Waste is considered toxic if it
is poisonous, radioactive, explosive, carcinogenic (causing cancer), mutagenic (causing damage
to chromosomes), teratogenic (causing birth defects), or bioaccumulative (that is, increasing in
concentration at the higher ends of food chains). Sources of toxic chemicals include
improperly disposed wastewater from industrial plants and chemical process facilities
(lead, mercury, chromium) as well as surface runoff containing pesticides used on agricultural
areas and suburban lawns (chlordane, dieldrin, heptachlor). (For a more-detailed treatment of
toxic chemicals, see poison and toxic waste.)

Sediment

Sediment (e.g., silt) resulting from soil erosion or construction activity can be carried
into water bodies by surface runoff. Suspended sediment interferes with the penetration
of sunlight and upsets the ecological balance of a body of water. Also, it can disrupt the
reproductive cycles of fish and other forms of life, and when it settles out of suspension it can
smother bottom-dwelling organisms

Thermal pollution

Heat is considered to be a water pollutant because it decreases the capacity of water to


hold dissolved oxygen in solution, and it increases the rate of metabolism of fish.
Valuable species of game fish (e.g., trout) cannot survive in water with very low levels of
dissolved oxygen.
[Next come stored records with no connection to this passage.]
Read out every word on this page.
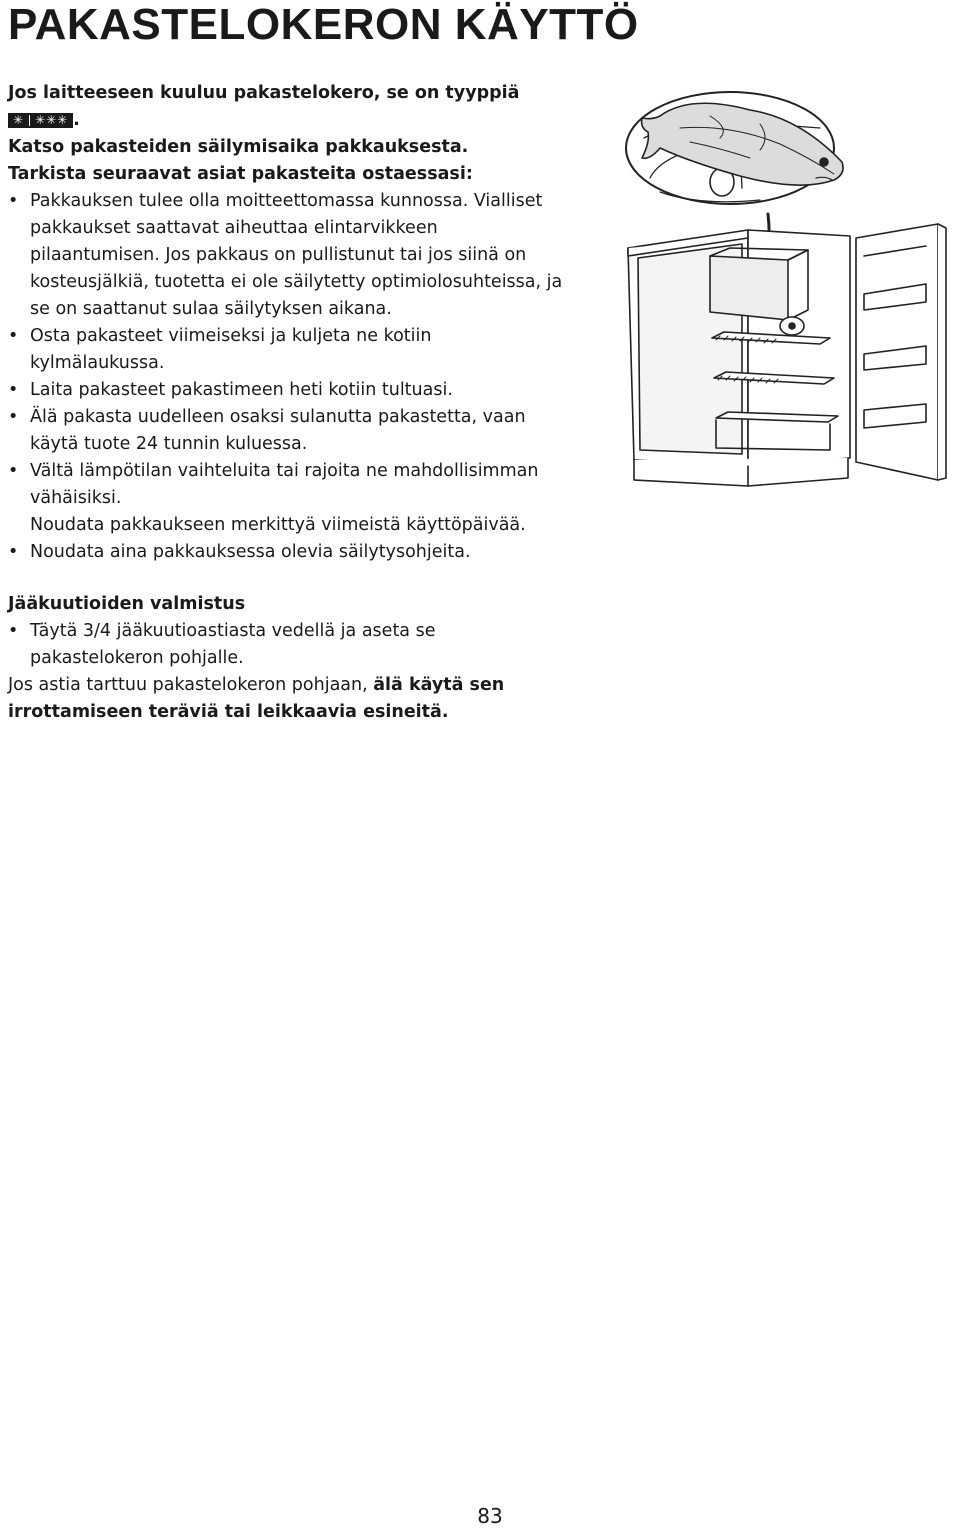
PAKASTELOKERON KÄYTTÖ

Jos laitteeseen kuuluu pakastelokero, se on tyyppiä

✳ ✳✳✳ .

Katso pakasteiden säilymisaika pakkauksesta.

Tarkista seuraavat asiat pakasteita ostaessasi:

• Pakkauksen tulee olla moitteettomassa kunnossa. Vialliset pakkaukset saattavat aiheuttaa elintarvikkeen pilaantumisen. Jos pakkaus on pullistunut tai jos siinä on kosteusjälkiä, tuotetta ei ole säilytetty optimiolosuhteissa, ja se on saattanut sulaa säilytyksen aikana.
• Osta pakasteet viimeiseksi ja kuljeta ne kotiin kylmälaukussa.
• Laita pakasteet pakastimeen heti kotiin tultuasi.
• Älä pakasta uudelleen osaksi sulanutta pakastetta, vaan käytä tuote 24 tunnin kuluessa.
• Vältä lämpötilan vaihteluita tai rajoita ne mahdollisimman vähäisiksi.

Noudata pakkaukseen merkittyä viimeistä käyttöpäivää.

• Noudata aina pakkauksessa olevia säilytysohjeita.

Jääkuutioiden valmistus

• Täytä 3/4 jääkuutioastiasta vedellä ja aseta se pakastelokeron pohjalle.

Jos astia tarttuu pakastelokeron pohjaan, älä käytä sen irrottamiseen teräviä tai leikkaavia esineitä.

83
A major source of heat is the practice of discharging cooling water from
power plants into rivers; the discharged water may be as much as 15 °C (27 °F) warmer than
the naturally occurring water. The rise in water temperatures because of global warming can
also be considered a form of thermal pollution.

Petroleum (oil) pollution

Petroleum (oil) pollution occurs when oil from roads and parking lots is carried in
surface runoff into water bodies. Accidental oil spills are also a source of oil pollution—as in
the devastating spills from the tanker Exxon Valdez (which released more than 260,000 barrels
in Alaska’s Prince William Sound in 1989) and from the Deepwater Horizon oil rig (which
released more than 4 million barrels of oil into the Gulf of Mexico in 2010). Oil slicks eventually
move toward shore, harming aquatic life and damaging recreation areas.